Once top horse trainer Jorge Navarro pleads guilty in major doping scandal and will pay back $26 million in winnings


A once-renowned thoroughbred trainer pleaded guilty Wednesday in a wide-ranging horse doping scandal that caused at least one animal to die of a heart attack and that involved a disqualified Kentucky Derby winner, authorities said.

Jorge Navarro, 46, who was once considered among the best trainers in racing, admitted he had secretly been juicing his horses for years with illegal substances, some of which were dubbed “monkey” or “red acid.” 

As part of his plea, Navarro has agreed to pay nearly $26 million in penalties, reflecting the winnings he had fraudulently obtained through the scheme, federal prosecutors said.

“As he admitted today, Navarro, a licensed trainer and the purported ‘winner’ of major races across the world, was in fact a reckless fraudster whose veneer of success relied on the systematic abuse of the animals under his control,” said Audrey Strauss, acting U.S. Attorney for the Southern District of New York.  

The Panama-born trainer was the seven-time leading trainer at New Jersey’s Monmouth Park and posted the best results at Florida’s Gulfstream Park in the 2018-2019 season before being hit with charges of drugging his horses.
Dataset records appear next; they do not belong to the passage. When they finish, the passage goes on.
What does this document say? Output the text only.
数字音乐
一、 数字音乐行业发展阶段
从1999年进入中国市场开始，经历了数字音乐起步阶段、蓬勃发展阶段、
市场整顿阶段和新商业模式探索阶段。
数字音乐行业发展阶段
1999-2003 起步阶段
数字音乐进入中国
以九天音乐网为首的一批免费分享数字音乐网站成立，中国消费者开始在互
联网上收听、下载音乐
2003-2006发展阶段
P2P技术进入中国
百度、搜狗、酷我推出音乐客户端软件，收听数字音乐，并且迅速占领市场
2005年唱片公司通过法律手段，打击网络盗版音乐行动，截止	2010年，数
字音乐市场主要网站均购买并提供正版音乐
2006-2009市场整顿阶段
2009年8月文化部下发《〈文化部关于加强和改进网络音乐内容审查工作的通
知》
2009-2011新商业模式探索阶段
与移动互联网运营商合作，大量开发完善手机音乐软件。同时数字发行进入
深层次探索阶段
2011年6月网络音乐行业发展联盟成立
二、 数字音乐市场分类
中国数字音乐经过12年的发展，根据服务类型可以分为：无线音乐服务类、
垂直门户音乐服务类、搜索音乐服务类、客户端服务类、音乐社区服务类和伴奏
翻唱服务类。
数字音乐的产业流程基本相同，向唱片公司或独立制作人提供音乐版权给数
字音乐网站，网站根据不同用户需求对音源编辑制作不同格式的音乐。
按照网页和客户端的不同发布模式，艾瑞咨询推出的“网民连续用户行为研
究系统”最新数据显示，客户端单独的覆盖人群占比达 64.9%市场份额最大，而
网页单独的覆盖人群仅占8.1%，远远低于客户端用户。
But competitors long suspected something was amiss with his success, often referring to Navarro as the “juice man.”

Earlier this month, veterinarian Kristain Rhein pleaded guilty to his role in supplying illegal and mislabelled substances to Navarro and 14 others who also face charges, prosecutors said. 

In one shocking example cited by prosecutors, Navarro was accused of administering performance-enhancing drugs to a horse named XY Jet prior to the gelding’s first-place finish in the Dubai Golden Shaheen race in 2019, netting a purse of $1.5 million.

Ten months later, Navarro announced the 8-year-old horse had died of a heart attack. Court papers stated that Navarro had been implicated in the deaths of other horses through the scheme.

Prosecutors alleged that Rhein had also helped in the doping of a horse named Maximum Security at a race in New Jersey in 2019. That year, Maximum Security won the Kentucky Derby, but was later disqualified for illegally jostling another horse during the race. 

Rhein has agreed to pay $730,000 in penalties related to false billings he made in distributing the illegal drugs.

Navarro is set to be sentenced on Dec. 17. Rhein faces sentencing on Dec. 2.